Złe spalanie w piecach polega przede wszystkim na ładowaniu dużych ilości paliwa prosto na Żar. Temperatura w piecu jest wtedy zbyt niska, aby dym mógł się całkowicie spalać, co skutkuje gryzącymi kłębami wydostającymi się z kominów. Efektem są również duże ilości sadzy i smoły osadzającej się w kominie, ryzyko zatykania komina i wybuchu gazu, a także ogromne marnotrawstwo paliwa, z którego użytkownicy nie zdają sobie sprawy.

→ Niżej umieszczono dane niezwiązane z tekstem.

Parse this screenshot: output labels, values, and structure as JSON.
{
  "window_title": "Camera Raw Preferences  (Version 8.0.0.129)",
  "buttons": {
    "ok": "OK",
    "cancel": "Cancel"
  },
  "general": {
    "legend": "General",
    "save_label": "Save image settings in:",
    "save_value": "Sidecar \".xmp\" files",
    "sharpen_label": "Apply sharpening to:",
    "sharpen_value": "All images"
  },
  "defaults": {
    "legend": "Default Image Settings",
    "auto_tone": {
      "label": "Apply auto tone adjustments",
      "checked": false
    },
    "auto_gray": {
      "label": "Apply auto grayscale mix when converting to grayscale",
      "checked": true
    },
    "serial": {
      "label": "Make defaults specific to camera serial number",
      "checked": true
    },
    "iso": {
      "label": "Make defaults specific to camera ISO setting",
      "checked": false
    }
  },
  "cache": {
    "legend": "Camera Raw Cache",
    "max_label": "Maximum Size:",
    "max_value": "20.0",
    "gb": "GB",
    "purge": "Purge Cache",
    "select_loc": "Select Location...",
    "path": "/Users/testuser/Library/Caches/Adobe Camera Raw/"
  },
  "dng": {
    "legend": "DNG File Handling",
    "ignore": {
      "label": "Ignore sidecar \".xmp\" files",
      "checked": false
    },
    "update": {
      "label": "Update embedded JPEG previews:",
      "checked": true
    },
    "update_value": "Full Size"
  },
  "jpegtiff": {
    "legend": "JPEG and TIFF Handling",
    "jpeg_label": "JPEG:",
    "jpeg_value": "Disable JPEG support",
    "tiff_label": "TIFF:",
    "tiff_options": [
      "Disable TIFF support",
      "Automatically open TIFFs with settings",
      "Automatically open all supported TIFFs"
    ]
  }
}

Ekonomiczne spalanie polega na zapewnieniu w piecu odpowiednio wysokiej temperatury, aby powstające palne gazy mogły się spalać, tym samym u wylotu pojawiają się jedynie niemal przezroczyste spaliny. Takie palenie jest nie tylko bardziej ekologiczne, ale także znacznie bardziej ekonomiczne – pozwala na zaoszczędzenie rocznie nawet kilku ton paliwa, oszczędności finansowe mogą sięgać 30% kosztów.

 Najgorszą metodą spalania jest palenie „od dołu” dużymi ilościami paliwa, czyli zasypywanie żaru.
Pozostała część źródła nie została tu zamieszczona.